Une si charmante verrue sur le nez

Léon déteste ce qui est joli, mignon, gentil et sympa. Il n'aime pas non plus les gens, surtout quand ils sont polis et affables. Aussi, lorsqu'il rencontre Gertrude Crocheblaze, c'est le coup de foudre. Elle a tout pour plaire à notre loustic - le cheveu filasse, le menton en galoche, les dents noires, les yeux globuleux et une charmante verrue sur le nez. Gertrude est aussi une sorcière, affreuse et mauvaise. C'est dit, Léon et elle forment le couple parfait.
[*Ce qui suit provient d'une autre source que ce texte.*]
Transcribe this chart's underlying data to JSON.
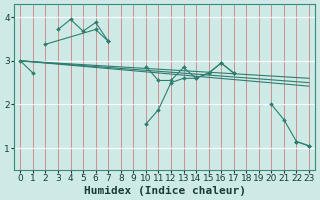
{
  "bg_color": "#ceeae7",
  "grid_color_h": "#ffffff",
  "grid_color_v": "#e8a0a0",
  "line_color": "#2e7d6e",
  "xlabel": "Humidex (Indice chaleur)",
  "xlabel_fontsize": 8,
  "xlim": [
    -0.5,
    23.5
  ],
  "ylim": [
    0.5,
    4.3
  ],
  "yticks": [
    1,
    2,
    3,
    4
  ],
  "xticks": [
    0,
    1,
    2,
    3,
    4,
    5,
    6,
    7,
    8,
    9,
    10,
    11,
    12,
    13,
    14,
    15,
    16,
    17,
    18,
    19,
    20,
    21,
    22,
    23
  ],
  "lines": [
    {
      "comment": "jagged line 1: starts at 0,3 goes to 1,2.72, jumps to 3,3.72, 4,3.95, 5,3.68, 6,3.88, 7,3.45, then to 10,2.87, 11,2.55, 12,2.55, 13,2.85, 14,2.6, 15,2.72, 16,2.95, 17,2.72, 20,2.0, 21,1.65, 22,1.15, 23,1.05",
      "segments": [
        {
          "x": [
            0,
            1
          ],
          "y": [
            3.0,
            2.72
          ]
        },
        {
          "x": [
            3,
            4,
            5,
            6,
            7
          ],
          "y": [
            3.72,
            3.95,
            3.68,
            3.88,
            3.45
          ]
        },
        {
          "x": [
            10,
            11,
            12,
            13,
            14,
            15,
            16,
            17
          ],
          "y": [
            2.87,
            2.55,
            2.55,
            2.85,
            2.6,
            2.72,
            2.95,
            2.72
          ]
        },
        {
          "x": [
            20,
            21,
            22,
            23
          ],
          "y": [
            2.0,
            1.65,
            1.15,
            1.05
          ]
        }
      ]
    },
    {
      "comment": "jagged line 2: 2,3.38, 6,3.72, 7,3.45(?), 10,1.55, 11,1.88, 12,2.5, 13,2.6, 14,2.6, 15,2.72, 16,2.95, 17,2.72",
      "segments": [
        {
          "x": [
            2,
            6,
            7
          ],
          "y": [
            3.38,
            3.72,
            3.45
          ]
        },
        {
          "x": [
            10,
            11,
            12,
            13,
            14,
            15,
            16,
            17
          ],
          "y": [
            1.55,
            1.88,
            2.5,
            2.6,
            2.6,
            2.72,
            2.95,
            2.72
          ]
        },
        {
          "x": [
            22,
            23
          ],
          "y": [
            1.15,
            1.05
          ]
        }
      ]
    },
    {
      "segments": [
        {
          "x": [
            0,
            23
          ],
          "y": [
            3.0,
            2.6
          ]
        }
      ]
    },
    {
      "segments": [
        {
          "x": [
            0,
            23
          ],
          "y": [
            3.0,
            2.5
          ]
        }
      ]
    },
    {
      "segments": [
        {
          "x": [
            0,
            23
          ],
          "y": [
            3.0,
            2.42
          ]
        }
      ]
    }
  ],
  "tick_label_fontsize": 6.5
}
Nos deux amoureux décident un jour de partir en voyage, en Afrique. Ils ne rêvent pas de paysages romantiques, mais se réjouissent de rencontrer des crocodiles hideux et des hippopotames obèses. Hélas, sur place, ils tombent sur les trois animaux les plus débonnaires de toute l'Afrique - Richard, le lion végétarien, Alfred, l'éléphant élevé par une duchesse anglaise et Émilie, la tortue timide.

Quelle calamité d'avoir des voisins dégoulinants de politesse ! Léon et Gertrude n'ont vraiment, vraiment pas de bol. Dans leur désir d'affronter le laid, le moche, l'horrible, ils n'ont que faire du lisse, du mielleux, du contrit. Et boum, au volant de leur voiture polluante, en vadrouille dans la savane, notre couple teigneux ne voit soudain plus qu'un écran noir à travers leur pare-brise.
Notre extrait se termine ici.